J Pediatr Hematol Oncol. 2013 Jul;35(5):e187-9. doi: 10.1097/MPH.0b013e31828ac9fe.
Autoimmune lymphoproliferative syndrome (ALPS) is caused by a nonmalignant defective Fas-mediated apoptosis. The main clinical manifestations are chronic lymphadenopathy, splenomegaly, and autoimmune cytopenia. Most patients with ALPS have a FAS germline mutation. ALPS has occasionally been associated with glomerulonephritis and we present the first report of tubulointerstitial nephritis associated with probable ALPS. A 5-year-old girl presented with fever, vomiting, hypertension, and azotemia. No autoantibodies, viral, or streptococcal antibodies were detected. A renal biopsy showed small-vessel vasculitis with normal glomeruli and inflammation in the interstitium. The patient responded to prednisolone treatment and obtained a full renal recovery. Symptoms of connective tissue disorder supervened and after the development of more pronounced splenomegaly, a diagnosis of ALPS was confirmed.

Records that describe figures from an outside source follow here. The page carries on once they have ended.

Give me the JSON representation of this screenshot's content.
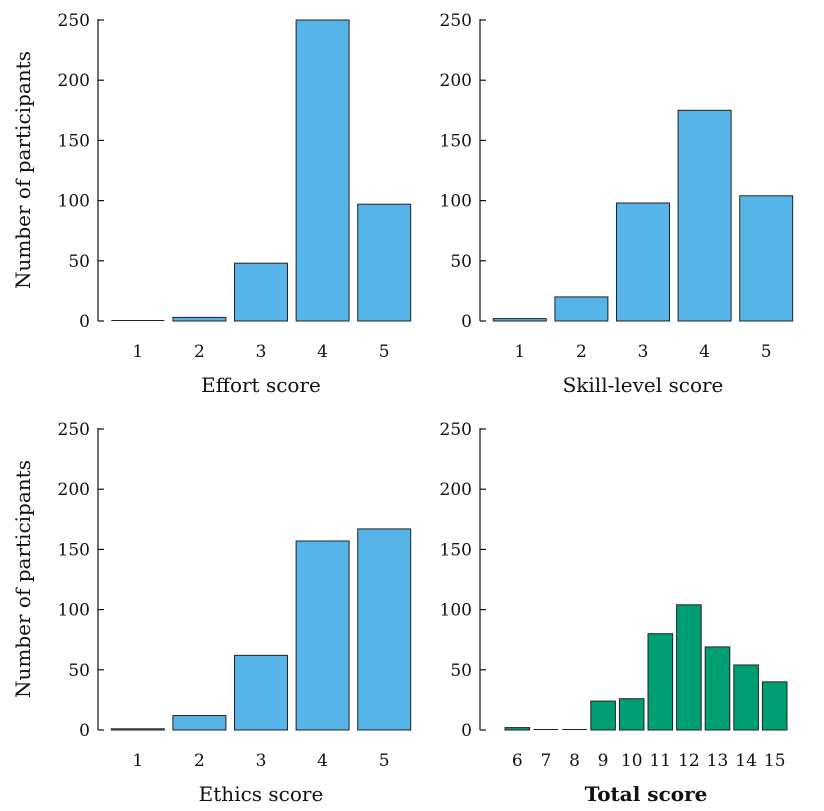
{
  "chart_data": [
    {
      "type": "bar",
      "categories": [
        "1",
        "2",
        "3",
        "4",
        "5"
      ],
      "values": [
        0,
        3,
        48,
        250,
        97
      ],
      "xlabel": "Effort score",
      "xlabel_bold": false,
      "ylabel": "Number of participants",
      "ylim": [
        0,
        250
      ],
      "yticks": [
        "0",
        "50",
        "100",
        "150",
        "200",
        "250"
      ],
      "color": "#56B4E9"
    },
    {
      "type": "bar",
      "categories": [
        "1",
        "2",
        "3",
        "4",
        "5"
      ],
      "values": [
        2,
        20,
        98,
        175,
        104
      ],
      "xlabel": "Skill-level score",
      "xlabel_bold": false,
      "ylabel": "",
      "ylim": [
        0,
        250
      ],
      "yticks": [
        "0",
        "50",
        "100",
        "150",
        "200",
        "250"
      ],
      "color": "#56B4E9"
    },
    {
      "type": "bar",
      "categories": [
        "1",
        "2",
        "3",
        "4",
        "5"
      ],
      "values": [
        1,
        12,
        62,
        157,
        167
      ],
      "xlabel": "Ethics score",
      "xlabel_bold": false,
      "ylabel": "Number of participants",
      "ylim": [
        0,
        250
      ],
      "yticks": [
        "0",
        "50",
        "100",
        "150",
        "200",
        "250"
      ],
      "color": "#56B4E9"
    },
    {
      "type": "bar",
      "categories": [
        "6",
        "7",
        "8",
        "9",
        "10",
        "11",
        "12",
        "13",
        "14",
        "15"
      ],
      "values": [
        2,
        0,
        0,
        24,
        26,
        80,
        104,
        69,
        54,
        40
      ],
      "xlabel": "Total score",
      "xlabel_bold": true,
      "ylabel": "",
      "ylim": [
        0,
        250
      ],
      "yticks": [
        "0",
        "50",
        "100",
        "150",
        "200",
        "250"
      ],
      "color": "#009E73"
    }
  ]
}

自身免疫性淋巴细胞增生综合征(ALPS)由非恶性的Fas介导的凋亡缺陷引起。主要临床表现为慢性淋巴结病、脾肿大和自身免疫性血细胞减少。大多数ALPS患者存在FAS种系突变。ALPS偶尔与肾小球肾炎相关,我们报告首例可能与ALPS相关的肾小管间质性肾炎。一名5岁女孩出现发热、呕吐、高血压和氮质血症。未检测到自身抗体、病毒或链球菌抗体。肾活检显示小血管血管炎,肾小球正常,间质有炎症。患者对泼尼松龙治疗有反应,肾脏完全恢复。结缔组织病症状随后出现,在脾肿大更明显后,确诊为ALPS。